Mechanism
Progesterone is produced by the corpus luteum after ovulation and is essential for the second half (luteal phase) of the cycle. In training women, three primary mechanisms suppress progesterone: (1) Cortisol — produced from the same precursor (pregnenolone) as progesterone via the "cortisol steal" pathway; (2) Insufficient LH surge at ovulation — poor follicular development means weak corpus luteum and low progesterone production; (3) Short luteal phase — cycle is technically present but luteal phase is under 10 days, insufficient for progesterone to exert its effects. Progesterone metabolizes into allopregnanolone, which is a potent GABA-A receptor agonist — essentially a natural anxiolytic. Low progesterone = low allopregnanolone = anxiety, poor sleep, heightened stress response in the second half of the cycle.
Signs & Symptoms
- PMS symptoms appearing 7–14 days before period: mood changes, irritability, anxiety
- Poor sleep quality in the second half of the cycle — difficulty falling asleep, night waking
- Short menstrual cycles — total cycle under 24 days or luteal phase under 10 days
- Spotting 2–5 days before period begins
- Increased anxiety or depressive symptoms that reliably occur premenstrually
- Difficulty maintaining pregnancy (luteal phase defect in a fertility context)
- Higher perceived training effort in second half of cycle
- Temperature rise after ovulation is blunted or absent (trackable with basal body temperature)
Stages
Prevention
- Manage cortisol — the single most impactful intervention for progesterone preservation
- Do not overtrain — excessive volume suppresses LH pulsatility, impairing ovulation quality
- Adequate dietary fat — progesterone is a steroid hormone, requires cholesterol as precursor
- Vitamin B6 50–100mg/day — cofactor in progesterone synthesis pathway
- Zinc 15–25mg — supports LH function and corpus luteum development
Management Protocol
- Test Day 21 progesterone (or 7 days post-ovulation if cycle is irregular) — target above 10 ng/mL for athletes
- Magnesium glycinate 400mg/day — reduces PMS severity, supports GABA receptor function
- Vitamin B6 100mg/day — shown in trials to reduce PMS severity including mood symptoms
- Vitex (Chasteberry) 200–400mg/day — may increase progesterone via LH stimulation, 3-month trial minimum
- Ashwagandha 600mg KSM-66 — reduces cortisol, preserves pregnenolone for progesterone synthesis
- If Day 21 progesterone is below 3 ng/mL — gynecologist evaluation for natural progesterone support
Risk by Compound
| Compound | Risk Level | Notes |
|---|---|---|
| Synthetic progestins (OCP) | Caution | Suppress natural progesterone production.
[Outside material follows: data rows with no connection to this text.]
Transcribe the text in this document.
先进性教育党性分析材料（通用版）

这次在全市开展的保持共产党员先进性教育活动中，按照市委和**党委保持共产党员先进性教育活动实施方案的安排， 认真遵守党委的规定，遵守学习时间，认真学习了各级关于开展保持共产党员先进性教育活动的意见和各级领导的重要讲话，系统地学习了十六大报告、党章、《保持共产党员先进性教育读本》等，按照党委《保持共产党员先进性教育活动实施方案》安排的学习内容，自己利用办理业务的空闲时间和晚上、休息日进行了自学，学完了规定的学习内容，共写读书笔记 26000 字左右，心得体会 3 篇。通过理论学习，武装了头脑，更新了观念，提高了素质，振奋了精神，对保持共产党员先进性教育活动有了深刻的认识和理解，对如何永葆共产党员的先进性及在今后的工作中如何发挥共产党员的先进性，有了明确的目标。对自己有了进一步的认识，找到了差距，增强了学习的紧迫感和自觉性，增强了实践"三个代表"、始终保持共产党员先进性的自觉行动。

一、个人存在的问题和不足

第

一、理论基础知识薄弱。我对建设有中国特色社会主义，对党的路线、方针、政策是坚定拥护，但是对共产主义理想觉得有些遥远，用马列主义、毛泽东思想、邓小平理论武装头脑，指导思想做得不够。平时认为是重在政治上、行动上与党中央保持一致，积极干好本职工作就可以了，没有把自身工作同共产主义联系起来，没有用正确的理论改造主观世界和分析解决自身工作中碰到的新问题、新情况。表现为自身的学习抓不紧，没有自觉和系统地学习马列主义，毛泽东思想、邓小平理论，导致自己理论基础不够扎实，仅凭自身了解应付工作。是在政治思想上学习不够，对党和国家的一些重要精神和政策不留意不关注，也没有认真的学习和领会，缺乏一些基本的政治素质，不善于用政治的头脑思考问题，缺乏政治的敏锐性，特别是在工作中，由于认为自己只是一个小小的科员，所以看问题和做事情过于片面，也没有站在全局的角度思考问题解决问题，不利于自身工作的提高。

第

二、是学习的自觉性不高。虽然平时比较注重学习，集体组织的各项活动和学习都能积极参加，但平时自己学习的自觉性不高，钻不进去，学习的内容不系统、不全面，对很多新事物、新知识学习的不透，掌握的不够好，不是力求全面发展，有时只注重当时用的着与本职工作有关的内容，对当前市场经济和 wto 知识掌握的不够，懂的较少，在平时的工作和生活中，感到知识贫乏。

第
May worsen SHBG-mediated libido loss and mood in sensitive women. |
| Anavar / SARMs | Worsen | Suppress HPO axis, reducing LH and therefore corpus luteum function. Worsens progesterone deficiency. |
| Magnesium Glycinate | Beneficial | 400mg before bed. Best tolerated form. Improves sleep quality and PMS severity. |
| Vitex | Beneficial | 200–400mg/day. Modest evidence. Safe 3-month trial before abandoning. |
Track your cycle. Measure your basal body temperature. If your temperature rise after ovulation is small or short-lived, your corpus luteum is weak and your progesterone is low. This explains why your sleep is bad, your anxiety spikes, and your training feels impossible every month around the same time. Magnesium and B6 are the first move. Cortisol management is the second. Fix those two things before anything else.